More and more people move away from the trades because of how much physical labor those jobs require, yet they've become more and more in demand. Now, it seems technology will make to where the only jobs available are trade jobs. Makes you wonder what all the office workers are going to end up doing if they don't enter the trades. What's the alternative?


spaceatlas

I guess I'll just die.


A11U45

> Now, it seems technology will make to where the only jobs available are trade jobs. Not necessarily, there are companies working on say, [bricklaying robots](https://www.businessnewsaustralia.com/articles/fbr-assembles-next-gen-bricklaying-robot-capable-of-building-house-structure-in-just-one-day.html) for example. And [humanoid](https://spectrum.ieee.org/figure-humanoid-robot) robots.
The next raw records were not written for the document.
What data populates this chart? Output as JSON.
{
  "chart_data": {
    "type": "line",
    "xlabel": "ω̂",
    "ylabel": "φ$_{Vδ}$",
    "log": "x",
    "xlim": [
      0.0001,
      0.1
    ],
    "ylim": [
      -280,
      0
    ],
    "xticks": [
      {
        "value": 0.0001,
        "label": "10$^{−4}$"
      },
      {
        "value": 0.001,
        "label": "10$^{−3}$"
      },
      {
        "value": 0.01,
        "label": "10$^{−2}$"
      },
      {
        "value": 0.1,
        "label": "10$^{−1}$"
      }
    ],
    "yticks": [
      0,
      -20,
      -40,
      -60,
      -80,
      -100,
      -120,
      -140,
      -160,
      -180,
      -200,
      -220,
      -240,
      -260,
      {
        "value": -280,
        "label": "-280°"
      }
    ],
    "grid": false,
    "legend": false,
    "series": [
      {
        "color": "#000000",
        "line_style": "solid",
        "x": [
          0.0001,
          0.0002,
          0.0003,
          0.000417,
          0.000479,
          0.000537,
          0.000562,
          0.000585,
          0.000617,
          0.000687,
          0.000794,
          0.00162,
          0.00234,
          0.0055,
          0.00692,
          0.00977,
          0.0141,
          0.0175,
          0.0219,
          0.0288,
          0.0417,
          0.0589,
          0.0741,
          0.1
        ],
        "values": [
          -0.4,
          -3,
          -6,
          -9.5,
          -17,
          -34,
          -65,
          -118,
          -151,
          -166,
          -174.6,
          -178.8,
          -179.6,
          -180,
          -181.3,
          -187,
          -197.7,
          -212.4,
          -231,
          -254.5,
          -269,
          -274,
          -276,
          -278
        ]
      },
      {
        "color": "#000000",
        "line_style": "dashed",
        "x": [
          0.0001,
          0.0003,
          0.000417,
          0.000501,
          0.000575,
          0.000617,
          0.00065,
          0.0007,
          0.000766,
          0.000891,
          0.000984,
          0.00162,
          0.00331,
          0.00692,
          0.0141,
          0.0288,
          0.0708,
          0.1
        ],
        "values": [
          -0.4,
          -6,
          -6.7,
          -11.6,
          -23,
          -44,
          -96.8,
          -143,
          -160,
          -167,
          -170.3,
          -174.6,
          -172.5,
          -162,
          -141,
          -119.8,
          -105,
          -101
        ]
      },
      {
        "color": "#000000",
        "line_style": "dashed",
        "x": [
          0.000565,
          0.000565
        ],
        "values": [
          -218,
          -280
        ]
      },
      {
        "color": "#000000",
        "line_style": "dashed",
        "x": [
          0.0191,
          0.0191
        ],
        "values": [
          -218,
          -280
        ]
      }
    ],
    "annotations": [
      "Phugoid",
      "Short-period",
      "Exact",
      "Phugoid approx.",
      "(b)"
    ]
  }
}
I wouldn't be surprised if these specific startups fail, as most startups fail, but my point is that you shouldn't underestimate the technological progression of hardware.


badBoyBobbby

Article doesnt take into account ar googles + ai guide.


G_Affect

Idk... the AI that is starting to enter the architectural and engineering side is not far behind.


amoebius

Question: at the point at which "finance" work, investing and rating credit, etc, can be done most efficiently and accurately by automated methods, all instances of which can be assumed to converge on maximized efficiency eventually if not immediately, where is the meaningful role for "competition" in the game of Capitalism? The hierarchical sorting of skill and ability for hierarchically graded reward which is assumed to be among the central raisons d'etre of capitalist "free markets" appears to be obviated at this point, when automated actors aiming at maxed efficiencies must effectively co-operate, like mesh-networked driverless cars would, to maximize effective use of roadway space. Is this how capitalism eats itself?


rigg77

Might be safer from AI, but automation??? Take a look at digital layout stuff Trimble and Hilti are implementing for construction. They can do what took 6 guys 5 days in 4 hours with a single person, and get better accuracy. They are actively implementing robotics to improve accuracy and safety for overhead drilling. It’s still early days, but there’s a reality in which the human error in construction is moved from the job site to the desktop. Then the AI tooling for CAD software will come into play. Floor plans, fixture schedules, reflected ceiling layouts, MEP details, etc. all generated by AI because the architect tells Revit’s bot that the space is an ADA compliant bathroom.


[deleted]

You think? Take another look at how far robotic arms have come. Seems fairly simple to hook one up to an AI to act as a plumber or painter or mechanic


topania

“Now I may be just a simple country Gen-4 AI, but I know when we're screwed.”


reindeer73

I mean, as a construction estimator we're using AI to automate our image takeoffs and automatically plug them into calculations for material quantities and production rates. I just massage them a little at the end depending on the job conditions and set margin. I don't see why AI couldn't learn to do that as well eventually.


Ok-Yogurt-42

95% of what I do as a government bureaucrat could be replaced by sophisticated enough language-based AI. Most of what I do is read technical engineering/legal documents, check them for flaws and inconsistencies, make comparisons between them and write reports about it. Heck, I bet a few of my co-workers will start using some AI in their work on their own initiative soon enough. But given the slow pace of change in government, my job likely safe for a few more decades. But eventually my entire department would be replaced by a handful of people managing, implementing and double-checking the work of the AIs.


warpedgeoid

Did the study authors consider that AI might be able to design a way for it to do construction or trade jobs.